Module 10 Neutron Stars

Life Cycle of Stars

  • Main Sequence Phase
    • Most of a star's life is spent here.
    • Nuclear reaction: Hydrogen fusion produces helium.
  • Transition from Main Sequence
    • When hydrogen is depleted, the star changes location on the HR Diagram.
    • Location Factors: Size of the star.
    • Helium fusion begins to form carbon once hydrogen is used up.
    • Low mass stars (up to 8 times the Sun's size) experience a “helium flash” as helium fuses.

Evolution of Low Mass Stars

  • Helium Fusion
    • Generates carbon, leading to the expansion of the star into a red giant.
  • Instability Phase
    • Carbon runs out causing instability and pulsations.
  • Planetary Nebula Formation
    • Outer layers are expelled, creating a cloud of gas and dust (misnamed as "planetary nebula" as it involves no planets).
  • End Stage
    • Only the core remains, becoming a White Dwarf Star.
    • No further nuclear fusion occurs; it only emits heat radiation.
    • Eventually cools down and becomes a Black Dwarf, roughly the size of a planet.

Evolution of High Mass Stars

  • Carbon Fusion
    • When helium is exhausted, the weight of the outer layers forces the carbon core to collapse, raising temperatures to fuse carbon into heavier elements (oxygen, neon, magnesium).
  • Further Nuclear Fusion
    • As additional nuclear fuels exhaust, the core collapses again to reach temperatures high enough for further fusion (silicon, sulfur, calcium, argon).
    • The process continues until iron is formed.

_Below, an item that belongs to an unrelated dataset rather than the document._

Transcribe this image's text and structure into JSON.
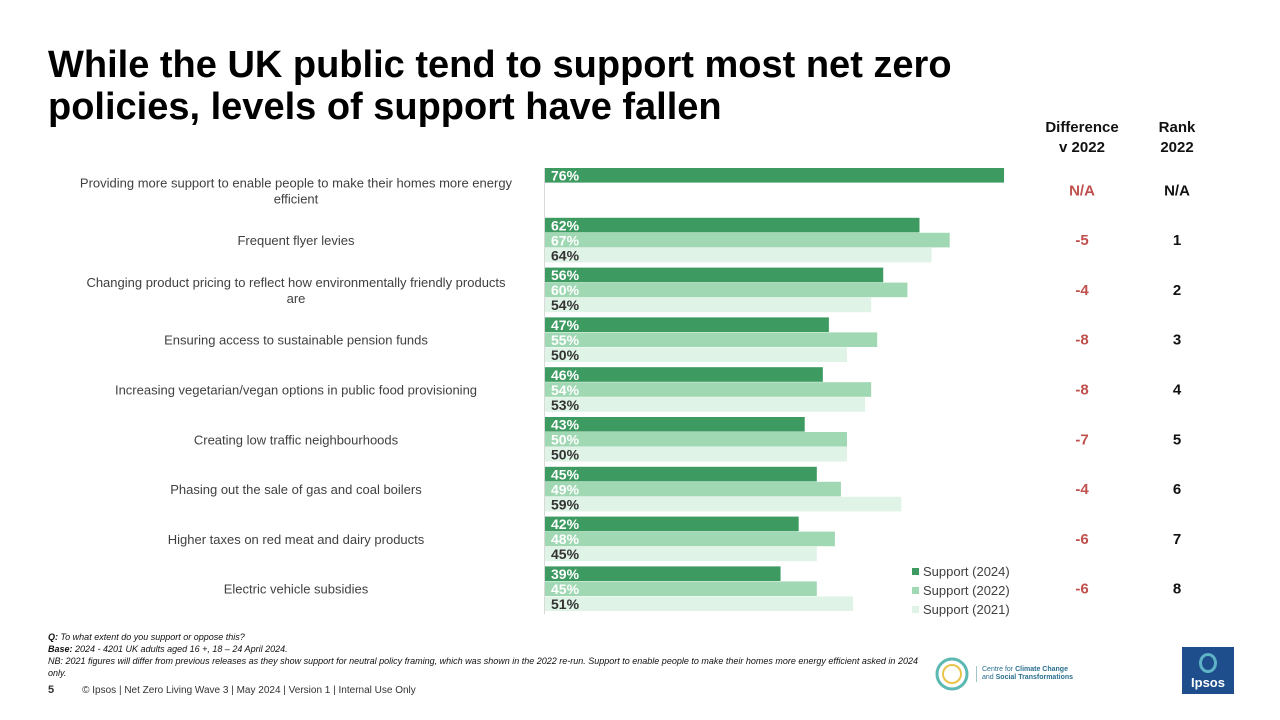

Iron Core Collapse in High-Mass Stars

  • Collapse Effect
    • The iron core collapses.
  • Resulting Explosion
    • Post-collapse, the star expands back to original size and undergoes a supernova explosion.
  • Outcomes
    • Smaller high-mass stars transform into neutron stars.
    • Larger high-mass stars may become black holes.

Neutron Stars

  • Formation
    • Created when a massive star runs out of fuel and collapses.
  • Characteristics
    • Rapidly rotating neutron stars are known as pulsars.
    • Emit pulses of radiation at regular intervals, akin to a lighthouse.
    • Possess extremely strong magnetic fields which direct jets of particles along two magnetic poles.

Discovery of Neutron Stars (Pulsars)

  • Jocelyn Bell's Contribution
    • In the 1960s, as a graduate student at Cambridge University, she utilized a radio telescope to study the twinkling of distant stars.
    • Discovered repeating radio waves occurring every second, initially labeling them as LGM for "Little Green Men."
    • Soon recognized these signals were from pulsars, which are neutron stars.